JIVE: Spearheading the deployment of FCBs in Europe
Leading European initiatives spearheading hydrogen fuel cell electric buses and their infrastructure in Europe are the JIVE initiatives (Joint Initiative for hydrogen Vehicles across Europe). (2) The projects, partly funded by the Fuel Cells and Hydrogen Joint Undertaking, aim to deploy more than 300 fuel cell buses and associated infrastructure in France, Germany, Italy, the Netherlands, Spain, and the UK. (3)
To date, around 90 JIVE fuel cell buses are operating in Aberdeen (UK), Bolzano (IT), Cologne region (DE), Groningen (NL), London (UK), Pau (FR) and Wuppertal (DE). They are in regular service on some of the cities’ most demanding routes. In addition, more FCBs have been commissioned and will be deployed by 2022 in other cities.
JIVE also aims to boost the FCB market in Europe by creating demand for hundreds of vehicles and lowering their price through joint procurement and economies of scale. In addition, through JIVE, avenues for low-cost renewable hydrogen are also being demonstrated.
The JIVE projects are catalysing the development of Europe’s hydrogen bus sector. They will help ensure that FCBs can contribute to meeting the requirements of the Clean Vehicles Directive, which sets national targets for public procurement of clean vehicles, including buses, from 2021. (4) According to UITP forecasts, a minimum of 22.5% of all new buses ordered this year across Europe will have to be zero-emission to comply with the legislation.
European industry players have also increasingly entered the fuel cell bus market thanks to the demand for vehicles generated by the JIVE projects. European bus manufacturers such as Alexander Dennis, Caetano, Safra, Solaris, Van Hool and Wrightbus have shown their commitment to commercialising these vehicles.
The projects have reached many milestones to date, such as the deployment of the world’s first hydrogen-powered double-decker bus in Aberdeen, the opening of Spain’s first public hydrogen refuelling station and the operation of Europe’s largest FCB fleet to date (36). In addition, in June 2021, 20 FCBs hit the streets of Groningen and London put in operation England’s first double-decker hydrogen buses.
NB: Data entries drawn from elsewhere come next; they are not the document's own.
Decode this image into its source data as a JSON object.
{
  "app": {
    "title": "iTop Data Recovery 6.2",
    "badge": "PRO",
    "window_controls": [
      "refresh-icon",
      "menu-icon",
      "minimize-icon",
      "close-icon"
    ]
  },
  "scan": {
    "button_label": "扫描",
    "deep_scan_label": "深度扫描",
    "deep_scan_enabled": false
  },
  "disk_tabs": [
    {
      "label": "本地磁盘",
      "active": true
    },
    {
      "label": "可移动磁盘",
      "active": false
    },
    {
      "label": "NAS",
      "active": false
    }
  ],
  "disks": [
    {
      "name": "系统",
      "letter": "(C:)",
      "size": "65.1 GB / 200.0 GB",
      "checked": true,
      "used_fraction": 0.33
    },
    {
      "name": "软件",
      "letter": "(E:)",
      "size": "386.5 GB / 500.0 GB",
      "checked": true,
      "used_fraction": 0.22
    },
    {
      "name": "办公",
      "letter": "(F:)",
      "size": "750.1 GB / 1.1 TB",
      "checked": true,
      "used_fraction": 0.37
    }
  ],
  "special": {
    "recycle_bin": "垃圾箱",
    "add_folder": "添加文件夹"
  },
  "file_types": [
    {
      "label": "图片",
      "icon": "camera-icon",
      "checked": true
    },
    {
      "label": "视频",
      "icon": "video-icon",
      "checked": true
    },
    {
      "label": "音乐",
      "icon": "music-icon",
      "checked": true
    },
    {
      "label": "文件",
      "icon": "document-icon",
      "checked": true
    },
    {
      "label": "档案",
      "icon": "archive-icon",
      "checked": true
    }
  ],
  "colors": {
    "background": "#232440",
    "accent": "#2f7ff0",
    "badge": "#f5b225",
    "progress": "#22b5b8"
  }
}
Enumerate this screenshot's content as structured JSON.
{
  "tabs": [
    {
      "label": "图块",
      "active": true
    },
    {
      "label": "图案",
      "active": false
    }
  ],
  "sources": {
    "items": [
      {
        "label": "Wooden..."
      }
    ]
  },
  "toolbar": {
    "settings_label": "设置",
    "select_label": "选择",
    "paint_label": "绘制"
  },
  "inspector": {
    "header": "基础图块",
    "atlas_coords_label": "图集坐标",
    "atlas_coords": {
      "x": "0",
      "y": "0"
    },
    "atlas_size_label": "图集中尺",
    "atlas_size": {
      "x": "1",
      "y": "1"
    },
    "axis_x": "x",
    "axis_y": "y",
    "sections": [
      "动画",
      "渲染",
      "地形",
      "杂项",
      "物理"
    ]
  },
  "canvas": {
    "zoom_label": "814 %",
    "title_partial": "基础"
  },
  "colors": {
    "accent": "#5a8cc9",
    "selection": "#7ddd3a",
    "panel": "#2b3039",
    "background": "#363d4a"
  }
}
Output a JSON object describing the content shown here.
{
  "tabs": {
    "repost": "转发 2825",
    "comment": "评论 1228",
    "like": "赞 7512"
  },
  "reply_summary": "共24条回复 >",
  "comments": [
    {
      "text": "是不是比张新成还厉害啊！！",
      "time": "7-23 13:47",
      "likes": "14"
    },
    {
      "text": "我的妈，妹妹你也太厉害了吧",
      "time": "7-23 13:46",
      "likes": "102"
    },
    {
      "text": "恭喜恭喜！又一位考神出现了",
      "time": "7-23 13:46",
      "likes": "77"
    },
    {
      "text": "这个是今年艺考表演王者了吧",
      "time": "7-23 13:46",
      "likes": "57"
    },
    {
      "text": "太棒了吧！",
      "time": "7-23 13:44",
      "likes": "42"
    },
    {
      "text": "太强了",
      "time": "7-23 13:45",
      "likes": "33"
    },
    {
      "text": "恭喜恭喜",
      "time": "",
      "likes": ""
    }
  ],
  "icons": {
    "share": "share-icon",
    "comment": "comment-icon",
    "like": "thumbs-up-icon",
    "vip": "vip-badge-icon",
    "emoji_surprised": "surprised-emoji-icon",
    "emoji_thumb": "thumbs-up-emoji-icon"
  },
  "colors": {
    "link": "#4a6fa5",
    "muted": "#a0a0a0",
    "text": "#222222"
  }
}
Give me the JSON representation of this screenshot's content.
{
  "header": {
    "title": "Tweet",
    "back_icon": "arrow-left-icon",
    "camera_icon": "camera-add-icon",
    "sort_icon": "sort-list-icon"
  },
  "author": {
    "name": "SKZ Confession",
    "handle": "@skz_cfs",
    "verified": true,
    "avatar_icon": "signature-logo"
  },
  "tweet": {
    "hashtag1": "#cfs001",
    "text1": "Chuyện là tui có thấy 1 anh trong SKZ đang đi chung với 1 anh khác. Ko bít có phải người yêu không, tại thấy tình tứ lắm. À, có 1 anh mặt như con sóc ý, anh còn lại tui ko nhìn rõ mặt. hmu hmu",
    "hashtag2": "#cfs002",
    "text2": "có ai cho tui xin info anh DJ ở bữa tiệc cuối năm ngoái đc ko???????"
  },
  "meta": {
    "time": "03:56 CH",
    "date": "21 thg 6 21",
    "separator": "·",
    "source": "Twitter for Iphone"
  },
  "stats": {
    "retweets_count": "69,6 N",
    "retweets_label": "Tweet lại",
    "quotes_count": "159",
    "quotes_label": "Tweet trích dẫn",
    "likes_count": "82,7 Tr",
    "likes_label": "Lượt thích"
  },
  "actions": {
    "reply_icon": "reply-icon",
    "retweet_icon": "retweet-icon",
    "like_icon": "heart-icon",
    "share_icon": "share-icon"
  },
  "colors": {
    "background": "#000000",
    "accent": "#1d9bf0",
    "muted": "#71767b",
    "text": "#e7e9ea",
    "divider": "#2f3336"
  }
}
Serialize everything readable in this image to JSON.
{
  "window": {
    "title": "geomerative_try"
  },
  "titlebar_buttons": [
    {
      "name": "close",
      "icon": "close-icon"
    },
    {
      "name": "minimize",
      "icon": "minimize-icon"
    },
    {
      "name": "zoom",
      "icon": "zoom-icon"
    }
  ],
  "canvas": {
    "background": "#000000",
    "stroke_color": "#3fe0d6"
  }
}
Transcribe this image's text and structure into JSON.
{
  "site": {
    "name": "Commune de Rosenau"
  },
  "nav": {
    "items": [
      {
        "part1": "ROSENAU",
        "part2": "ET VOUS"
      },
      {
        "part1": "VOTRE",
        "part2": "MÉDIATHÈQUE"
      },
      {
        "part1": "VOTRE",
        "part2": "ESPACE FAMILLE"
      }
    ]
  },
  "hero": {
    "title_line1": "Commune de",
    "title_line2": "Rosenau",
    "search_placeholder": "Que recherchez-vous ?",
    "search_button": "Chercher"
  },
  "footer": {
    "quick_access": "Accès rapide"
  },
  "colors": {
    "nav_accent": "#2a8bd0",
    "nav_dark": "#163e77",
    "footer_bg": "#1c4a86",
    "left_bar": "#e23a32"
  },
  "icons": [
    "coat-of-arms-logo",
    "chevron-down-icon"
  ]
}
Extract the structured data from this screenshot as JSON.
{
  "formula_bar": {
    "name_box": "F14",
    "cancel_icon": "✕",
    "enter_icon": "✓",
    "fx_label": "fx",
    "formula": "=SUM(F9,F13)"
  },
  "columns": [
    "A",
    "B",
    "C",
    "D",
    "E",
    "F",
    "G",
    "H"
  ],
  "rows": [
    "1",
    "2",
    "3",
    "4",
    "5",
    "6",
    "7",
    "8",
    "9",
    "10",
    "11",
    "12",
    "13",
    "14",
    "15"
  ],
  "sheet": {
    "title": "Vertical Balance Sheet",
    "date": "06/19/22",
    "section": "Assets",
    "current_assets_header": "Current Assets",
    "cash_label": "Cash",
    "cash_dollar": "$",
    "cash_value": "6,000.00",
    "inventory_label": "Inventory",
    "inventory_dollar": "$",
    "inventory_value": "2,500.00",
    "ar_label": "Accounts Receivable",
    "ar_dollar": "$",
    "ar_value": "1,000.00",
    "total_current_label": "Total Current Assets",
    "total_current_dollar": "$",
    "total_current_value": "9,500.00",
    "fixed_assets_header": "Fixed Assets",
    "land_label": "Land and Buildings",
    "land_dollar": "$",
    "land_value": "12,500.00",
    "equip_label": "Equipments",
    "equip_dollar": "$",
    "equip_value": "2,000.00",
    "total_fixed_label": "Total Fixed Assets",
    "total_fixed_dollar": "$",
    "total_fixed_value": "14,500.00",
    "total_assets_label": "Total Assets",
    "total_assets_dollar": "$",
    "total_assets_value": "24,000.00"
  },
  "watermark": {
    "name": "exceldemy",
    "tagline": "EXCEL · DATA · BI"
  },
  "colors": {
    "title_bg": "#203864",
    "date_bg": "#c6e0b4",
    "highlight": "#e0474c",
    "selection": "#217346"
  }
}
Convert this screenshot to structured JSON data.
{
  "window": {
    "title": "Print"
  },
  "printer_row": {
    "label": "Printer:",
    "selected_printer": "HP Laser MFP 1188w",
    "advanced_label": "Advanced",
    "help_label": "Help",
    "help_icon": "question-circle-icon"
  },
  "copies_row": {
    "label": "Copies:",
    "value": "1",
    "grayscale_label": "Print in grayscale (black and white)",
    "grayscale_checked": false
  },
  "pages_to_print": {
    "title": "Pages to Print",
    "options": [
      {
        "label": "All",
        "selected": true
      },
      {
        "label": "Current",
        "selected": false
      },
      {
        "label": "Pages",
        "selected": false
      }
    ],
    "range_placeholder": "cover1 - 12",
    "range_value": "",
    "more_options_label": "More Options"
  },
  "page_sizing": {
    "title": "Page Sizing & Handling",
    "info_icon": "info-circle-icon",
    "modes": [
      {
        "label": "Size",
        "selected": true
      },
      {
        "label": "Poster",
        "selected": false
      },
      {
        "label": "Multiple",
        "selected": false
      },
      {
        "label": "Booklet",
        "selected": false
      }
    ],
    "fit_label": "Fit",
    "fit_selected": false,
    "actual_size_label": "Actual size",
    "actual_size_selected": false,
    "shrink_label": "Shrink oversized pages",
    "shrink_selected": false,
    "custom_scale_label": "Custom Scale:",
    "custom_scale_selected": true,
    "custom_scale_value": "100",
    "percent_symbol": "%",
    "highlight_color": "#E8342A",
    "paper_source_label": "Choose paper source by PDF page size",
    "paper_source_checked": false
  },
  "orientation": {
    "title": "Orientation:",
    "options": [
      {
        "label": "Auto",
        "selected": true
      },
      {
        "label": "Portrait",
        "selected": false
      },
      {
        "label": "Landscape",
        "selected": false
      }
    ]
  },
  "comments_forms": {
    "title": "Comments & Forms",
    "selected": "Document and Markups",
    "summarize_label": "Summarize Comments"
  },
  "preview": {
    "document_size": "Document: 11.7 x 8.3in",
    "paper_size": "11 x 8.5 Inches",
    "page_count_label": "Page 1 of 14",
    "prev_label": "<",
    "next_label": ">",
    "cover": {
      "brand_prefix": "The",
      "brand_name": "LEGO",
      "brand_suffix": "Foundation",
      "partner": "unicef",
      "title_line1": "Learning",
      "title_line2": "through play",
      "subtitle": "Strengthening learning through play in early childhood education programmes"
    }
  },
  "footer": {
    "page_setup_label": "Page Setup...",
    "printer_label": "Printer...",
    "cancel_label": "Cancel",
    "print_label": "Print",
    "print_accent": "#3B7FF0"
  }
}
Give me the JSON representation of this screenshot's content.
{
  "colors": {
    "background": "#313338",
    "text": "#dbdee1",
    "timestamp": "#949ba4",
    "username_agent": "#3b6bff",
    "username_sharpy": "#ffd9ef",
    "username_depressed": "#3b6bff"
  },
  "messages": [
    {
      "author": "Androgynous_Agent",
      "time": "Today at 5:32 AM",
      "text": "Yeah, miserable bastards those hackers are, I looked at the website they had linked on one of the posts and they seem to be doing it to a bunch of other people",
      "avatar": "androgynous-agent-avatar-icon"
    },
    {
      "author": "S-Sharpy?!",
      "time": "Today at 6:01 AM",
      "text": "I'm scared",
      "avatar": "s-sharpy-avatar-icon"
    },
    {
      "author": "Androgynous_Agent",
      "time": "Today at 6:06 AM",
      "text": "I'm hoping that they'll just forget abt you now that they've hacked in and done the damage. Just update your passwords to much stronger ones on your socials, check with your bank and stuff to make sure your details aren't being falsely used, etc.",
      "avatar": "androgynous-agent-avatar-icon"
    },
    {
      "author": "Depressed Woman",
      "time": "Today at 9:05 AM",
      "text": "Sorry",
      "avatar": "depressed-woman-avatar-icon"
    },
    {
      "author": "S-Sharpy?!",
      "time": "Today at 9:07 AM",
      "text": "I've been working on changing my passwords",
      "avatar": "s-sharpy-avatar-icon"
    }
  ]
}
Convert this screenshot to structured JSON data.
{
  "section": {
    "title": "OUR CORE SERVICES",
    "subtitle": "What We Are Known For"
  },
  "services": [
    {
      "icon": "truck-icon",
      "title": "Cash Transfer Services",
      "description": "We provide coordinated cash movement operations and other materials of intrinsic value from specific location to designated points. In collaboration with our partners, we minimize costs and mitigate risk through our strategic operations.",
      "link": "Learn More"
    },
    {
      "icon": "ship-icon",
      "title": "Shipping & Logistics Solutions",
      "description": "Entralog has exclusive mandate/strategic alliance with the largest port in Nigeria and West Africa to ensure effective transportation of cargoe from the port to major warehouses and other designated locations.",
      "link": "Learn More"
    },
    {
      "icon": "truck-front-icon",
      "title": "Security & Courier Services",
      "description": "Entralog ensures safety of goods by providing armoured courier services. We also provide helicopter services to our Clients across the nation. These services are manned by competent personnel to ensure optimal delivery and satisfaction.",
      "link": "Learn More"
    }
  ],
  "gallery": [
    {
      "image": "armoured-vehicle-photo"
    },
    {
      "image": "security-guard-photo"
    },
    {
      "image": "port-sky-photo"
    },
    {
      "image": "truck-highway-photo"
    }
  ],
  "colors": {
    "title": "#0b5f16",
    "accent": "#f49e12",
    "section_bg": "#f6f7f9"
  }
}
A wealth of information at your fingertips
Are you considering adding fuel cell buses to your fleet? The project partners have published a best practice report available on the project website. In addition, the UITP Knowledge Brief “Fuel Cell Buses: Best Practices and Commercialisation Approaches” provides a case study of best practices, and additional relevant publications are available on a dedicated website.
The Zero-Emission Bus (ZEB) conferences are another key opportunity to learn more about the sector’s development and meet JIVE partners. This event brings together manufacturers, operators, policymakers and industry to discuss the decarbonisation of public transport with battery-electric and fuel cell electric vehicles. The next ZEB conference will be held in Paris on 17-18 November 2021.
The JIVE projects have laid the foundations for further growth of the European fuel cell bus sector. Follow-up initiatives are already underway to introduce more vehicles in other parts of Europe. The H2Bus Europe initiative, (5) for example, aims to deploy 600 buses in Denmark, Latvia, and the UK. In addition, JIVE will continue to demonstrate the role hydrogen can play in facilitating the transition to zero-emission transport with minimal disruption to fleet operators.
(1) Source: UITP position paper https://cms.uitp.org/wp/wp-content/uploads/2020/08/20170712_UITP_PositionPaper_Fuels-energy-and-policy-coherence.pdf
(2) JIVE (Grant agreement: 735582), JIVE 2 (Grant agreement: 779563).
Joint Initiative for hydrogen Vehicles across Europe (JIVE and JIVE2) have received funding from the European Union’s HORIZON 2020 Research programme under the Grant Agreement nos. 735582 and 779563.